Also hattet ihr den Titel schon, bevor ihr das Album überhaupt eingespielt habt?

Ja, ja, das haben wir aber meistens. Bis auf „Dolores“ war das jedes Mal so. Der Titel gibt meistens bandintern die Fahrtrichtung des Albums vor. Das ist wie so ein Insiderwitz, wo jeder eigentlich weiß, was gemeint ist. Da geht der Weg dann lang.

Wie geht ihr mit Erwartungshaltungen um? Mit „Sunset Mission“ und „Black Earth“ habt ihr ja zwei Überalben hingelegt, die sehr viele positive und überschwängliche Reviews bekommen haben. Lest ihr Rezensionen? Interessiert euch das?

Das ist eine schwer zu beantwortende Frage. Klar, man kriegt es irgendwie mit, aber letztendlich machen wir die Musik ja für uns selbst. Du fummelst nicht drei, vier Jahre an einem Album rum, um irgendwelche Erwartungshaltungen zu erfüllen, sondern du willst einfach das machen, was dir da gerade im Kopf rumgeistert. Ich kann mir schon vorstellen, dass nicht jeder von dem neuen Album so begeistert ist. Vielleicht wollen manche lieber so ein Geisterfaustbrett haben und nicht so leichtfüßiges Rumgeschleiche hören. Man kann es ja auch nicht allen recht machen. Das wird aber auch jeder Musiker so sagen, das ist so eine Blabla-Antwort, die ich hier jetzt gebe. Ich könnte Dir jetzt ein Kotelett an die Backe labern und es würde gar nicht stimmen. Wenn ich so eine Antwort von einem Musiker lese, denke ich auch immer: „Laber du nur, du Arsch, ich höre mir trotzdem nur Deine alten Platten an.“ (Lacht.) Von daher ist es echt schwierig, was ich dazu sagen soll.

Viele Künstler sagen ja immer, dass sie so eine Situation auch ein wenig blockiert und da manchmal auch Zweifel aufkommen, ob der eingeschlagene Weg richtig ist.

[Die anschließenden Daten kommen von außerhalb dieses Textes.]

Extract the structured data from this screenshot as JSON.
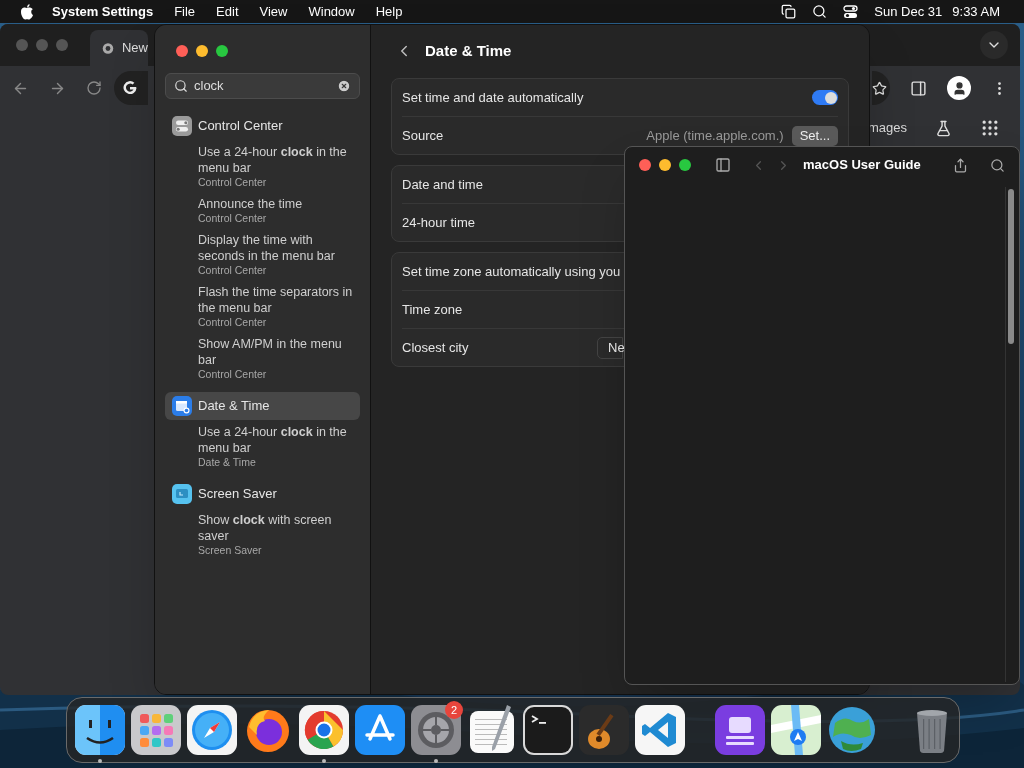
{
  "menu_bar": {
    "app_name": "System Settings",
    "menus": [
      "File",
      "Edit",
      "View",
      "Window",
      "Help"
    ],
    "date": "Sun Dec 31",
    "time": "9:33 AM"
  },
  "browser": {
    "tab_title": "New",
    "page_link": "mages"
  },
  "settings": {
    "search": {
      "value": "clock"
    },
    "results": [
      {
        "kind": "control_center",
        "title": "Control Center",
        "selected": false,
        "items": [
          {
            "text": "Use a 24-hour **clock** in the menu bar",
            "section": "Control Center"
          },
          {
            "text": "Announce the time",
            "section": "Control Center"
          },
          {
            "text": "Display the time with seconds in the menu bar",
            "section": "Control Center"
          },
          {
            "text": "Flash the time separators in the menu bar",
            "section": "Control Center"
          },
          {
            "text": "Show AM/PM in the menu bar",
            "section": "Control Center"
          }
        ]
      },
      {
        "kind": "date_time",
        "title": "Date & Time",
        "selected": true,
        "items": [
          {
            "text": "Use a 24-hour **clock** in the menu bar",
            "section": "Date & Time"
          }
        ]
      },
      {
        "kind": "screen_saver",
        "title": "Screen Saver",
        "selected": false,
        "items": [
          {
            "text": "Show **clock** with screen saver",
            "section": "Screen Saver"
          }
        ]
      }
    ],
    "page": {
      "title": "Date & Time",
      "groups": [
        {
          "rows": [
            {
              "kind": "toggle",
              "label": "Set time and date automatically",
              "on": true
            },
            {
              "kind": "value",
              "label": "Source",
              "value": "Apple (time.apple.com.)",
              "button": "Set..."
            }
          ]
        },
        {
          "rows": [
            {
              "kind": "plain",
              "label": "Date and time"
            },
            {
              "kind": "plain",
              "label": "24-hour time"
            }
          ]
        },
        {
          "rows": [
            {
              "kind": "plain",
              "label": "Set time zone automatically using you"
            },
            {
              "kind": "plain",
              "label": "Time zone"
            },
            {
              "kind": "popup",
              "label": "Closest city",
              "value": "Ne"
            }
          ]
        }
      ]
    }
  },
  "help_window": {
    "title": "macOS User Guide"
  },
  "dock": {
    "items": [
      {
        "kind": "finder",
        "running": true
      },
      {
        "kind": "launchpad",
        "running": false
      },
      {
        "kind": "safari",
        "running": false
      },
      {
        "kind": "firefox",
        "running": false
      },
      {
        "kind": "chrome",
        "running": true
      },
      {
        "kind": "app_store",
        "running": false
      },
      {
        "kind": "settings",
        "running": true,
        "badge": "2"
      },
      {
        "kind": "textedit",
        "running": false
      },
      {
        "kind": "terminal",
        "running": false
      },
      {
        "kind": "garageband",
        "running": false
      },
      {
        "kind": "vscode",
        "running": false
      },
      {
        "kind": "separator"
      },
      {
        "kind": "utility",
        "running": false
      },
      {
        "kind": "maps",
        "running": false
      },
      {
        "kind": "globe_app",
        "running": false
      },
      {
        "kind": "separator"
      },
      {
        "kind": "trash",
        "running": false
      }
    ]
  }
}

Das ist das Einzige, was ich wirklich sagen kann: Zweifel kommen uns da überhaupt nicht auf. Das ist aber vielleicht auf die Entstehung unserer Band zurückzuführen. Am Anfang haben wir uns da so abgegrenzt und Erwartungshaltungen gebrochen, dass uns danach immer alles wurscht war. Wir haben ja vorher so Hardcore-Punk gespielt und waren zig Jahre noch mit Bohren in der Szene unterwegs. Wenn du dann da in irgendeinem AZ mit Deinen Schleichnummern aufgelaufen bist – das kannst Du dir ja vorstellen. Vor dir haben Supertouch gespielt und du hast dann da deine Schleicherstücke gespielt. Das war schon seltsam. Da hast du ein dickes Fell bekommen. Wir wollten es ja aber auch nicht anders. Es ist uns letztendlich egal.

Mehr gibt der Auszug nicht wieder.